Gambar 2. Lukisan peta yang terdapat pada Saint-Bélec

Sumber: nationalgeographic.grid.id

Para peneliti menggunakan metode survei 3D resolusi tinggi dan fotogrametri untuk dapat menganalisis ukiran pada Saint-Bélec secara lebih detail. Melalui metode ini ditemukan bahwa ukiran yang digunakan relatif seragam dan menunjukkan pengulangan bentuk geometris sederhana, seperti: cup-marks bulat dan oval; garis lurus atau melengkung; dan bujur sangkar, lingkaran, oval, atau bentuk lengkung lainnya. Meskipun ukiran yang ada pada Saint-Bélec dapat dikatakan sebagai ukiran sederhana, namun dalam pembuatannya diyakini menggunakan berbagai teknik untuk mengukir lempeng batu tersebut ke kedalaman yang berbeda (NICOLAS, et al., 2021, p. 375). Ukiran-ukiran ini menggambarkan semua tanda yang ada pada peta, seperti kontur yang disatukan oleh garis. Seperti adanya garis yang mewakili jaringan sungai dan pembuatnya tampak secara sengaja menggunakan bentuk 3D untuk mewakili lembah. Selain itu, adanya perbedaan kedalaman pada ukirannya juga kemungkinan merupakan gambaran lokasi permukiman, bukit, dan sistem lapangan. Ukiran-ukiran ini kemudian disandingkan dengan elemen lanskap Prancis, dan berdasarkan sebuah studi di Buletin Masyarakat Pesejarah Prancis menyatakan bahwa “pola berulang yang dihubungkan oleh garis” di permukaannya menujukan bahwa itu menggambarkan wilayah Finistère, dengan lebih spesifik lempengan tersebut mewakili area di sepanjang Sungai Odet. Melalui kajian terhadap lokasi geografisnya menunjukkan bahwa wilayah yang diwakili pada Saint-Bélec memiliki akurasi 80% relatif terhadap area sungai sepanjang 18 mil. Saint-Bélec kemungkinan digunakan untuk upaya menegaskan kepemilikan wilayah kekuasaan seorang penguasa saat itu. Hal ini dikarenakan orang dari Zaman Perunggu tidak menggunakan peta dari lempengan batu untuk bernavigasi. Pada zaman itu, umumnya peta ditransmisikan dalam bentuk cerita atau narasi. Fakta bahwa ditemukannya Saint-Bélec pada sebuah kotak kubur prasejarah, dianggap sebagai akhir dari kekuasaan raja atau pangeran saat itu. Teori lain menyebutkan bahwa hal tersebut dikarenakan adanya penolakan terhadap kekuasaan yang dipegang oleh para elit atas masyarakat saat itu.

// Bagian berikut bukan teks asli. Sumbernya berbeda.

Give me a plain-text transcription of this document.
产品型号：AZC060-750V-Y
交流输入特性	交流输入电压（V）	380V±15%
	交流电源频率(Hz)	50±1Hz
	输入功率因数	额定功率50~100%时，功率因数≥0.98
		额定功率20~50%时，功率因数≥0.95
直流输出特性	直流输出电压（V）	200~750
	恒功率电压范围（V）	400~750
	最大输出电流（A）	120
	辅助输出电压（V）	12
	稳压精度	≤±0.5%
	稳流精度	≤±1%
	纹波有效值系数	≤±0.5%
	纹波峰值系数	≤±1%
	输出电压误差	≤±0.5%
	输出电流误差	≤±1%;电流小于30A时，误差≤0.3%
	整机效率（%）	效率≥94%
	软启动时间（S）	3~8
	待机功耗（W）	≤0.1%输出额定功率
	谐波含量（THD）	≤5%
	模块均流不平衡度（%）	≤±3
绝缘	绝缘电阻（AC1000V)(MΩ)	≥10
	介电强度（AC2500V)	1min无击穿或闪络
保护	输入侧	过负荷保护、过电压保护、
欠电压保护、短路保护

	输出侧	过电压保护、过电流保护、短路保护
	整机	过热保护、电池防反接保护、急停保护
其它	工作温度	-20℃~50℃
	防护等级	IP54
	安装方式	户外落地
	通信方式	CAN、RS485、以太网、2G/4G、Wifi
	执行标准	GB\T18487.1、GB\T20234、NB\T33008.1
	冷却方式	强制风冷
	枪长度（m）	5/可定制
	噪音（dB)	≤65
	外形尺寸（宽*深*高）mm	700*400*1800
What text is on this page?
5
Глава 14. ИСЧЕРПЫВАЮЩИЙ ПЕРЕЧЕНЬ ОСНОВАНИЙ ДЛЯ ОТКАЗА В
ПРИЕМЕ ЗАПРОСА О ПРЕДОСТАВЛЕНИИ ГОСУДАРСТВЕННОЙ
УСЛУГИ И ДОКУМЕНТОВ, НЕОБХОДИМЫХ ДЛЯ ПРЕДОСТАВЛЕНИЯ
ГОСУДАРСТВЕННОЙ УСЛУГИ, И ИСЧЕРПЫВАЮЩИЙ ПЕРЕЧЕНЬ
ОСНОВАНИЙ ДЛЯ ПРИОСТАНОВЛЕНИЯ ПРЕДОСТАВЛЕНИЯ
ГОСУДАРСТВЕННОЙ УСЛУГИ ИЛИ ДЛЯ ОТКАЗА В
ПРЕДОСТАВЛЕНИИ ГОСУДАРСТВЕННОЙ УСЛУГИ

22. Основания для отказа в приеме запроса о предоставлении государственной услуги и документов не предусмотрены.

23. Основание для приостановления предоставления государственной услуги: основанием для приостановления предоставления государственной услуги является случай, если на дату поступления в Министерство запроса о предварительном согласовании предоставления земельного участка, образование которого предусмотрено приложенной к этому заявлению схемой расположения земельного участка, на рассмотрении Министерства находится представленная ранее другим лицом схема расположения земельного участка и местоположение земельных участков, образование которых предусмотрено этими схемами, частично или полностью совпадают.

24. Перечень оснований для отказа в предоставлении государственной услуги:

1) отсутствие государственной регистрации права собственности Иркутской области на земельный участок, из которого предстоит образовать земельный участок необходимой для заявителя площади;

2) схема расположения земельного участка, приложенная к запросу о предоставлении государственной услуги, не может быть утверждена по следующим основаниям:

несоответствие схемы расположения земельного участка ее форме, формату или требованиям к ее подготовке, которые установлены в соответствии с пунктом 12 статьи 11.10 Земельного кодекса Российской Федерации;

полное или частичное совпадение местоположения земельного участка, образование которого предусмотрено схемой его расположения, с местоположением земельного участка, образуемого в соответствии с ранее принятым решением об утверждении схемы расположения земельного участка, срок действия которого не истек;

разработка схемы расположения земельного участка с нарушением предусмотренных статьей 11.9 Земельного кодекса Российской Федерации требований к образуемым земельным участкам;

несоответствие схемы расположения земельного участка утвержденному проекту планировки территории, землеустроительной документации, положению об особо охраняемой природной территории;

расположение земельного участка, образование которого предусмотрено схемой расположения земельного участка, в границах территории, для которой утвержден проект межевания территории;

Saint-Bélec dapat dikatakan menjadi suatu temuan yang begitu berharga. Melalui lempeng batu ini, kita jadi dapat mengetahui bahwa kemampuan dan pengetahuan kartografi telah berkembang sejak dari Zaman Perunggu. Kemampuan masyarakat saat itu dalam merepresentasikan kondisi geografis dalam sebuah lempengan batu terbilang sudah cukup detail dan teknik yang digunakan pun sudah begitu kompleks meski dengan alat-alat yang terbilang begitu sederhana.

REFERENSI

Altuntaş, L. (2021, April 6). Retrieved Agustus 16, 2022, from https://arkeonews.net/the-oldest-known-map-of-europe-saint-belec-slab/

NICOLAS, C., Pailler, Y., STÉPHAN, P., Pierson, J., Aubry, L., Lacombe, . . . Rolet, J. (2021). An Early 3D-Map of a Territory? The Bronze Age Carved Slab from Saint-Belec, Leuhan (Britanny, France). Oxford Journal of Archaeology, 40(4), 367-390.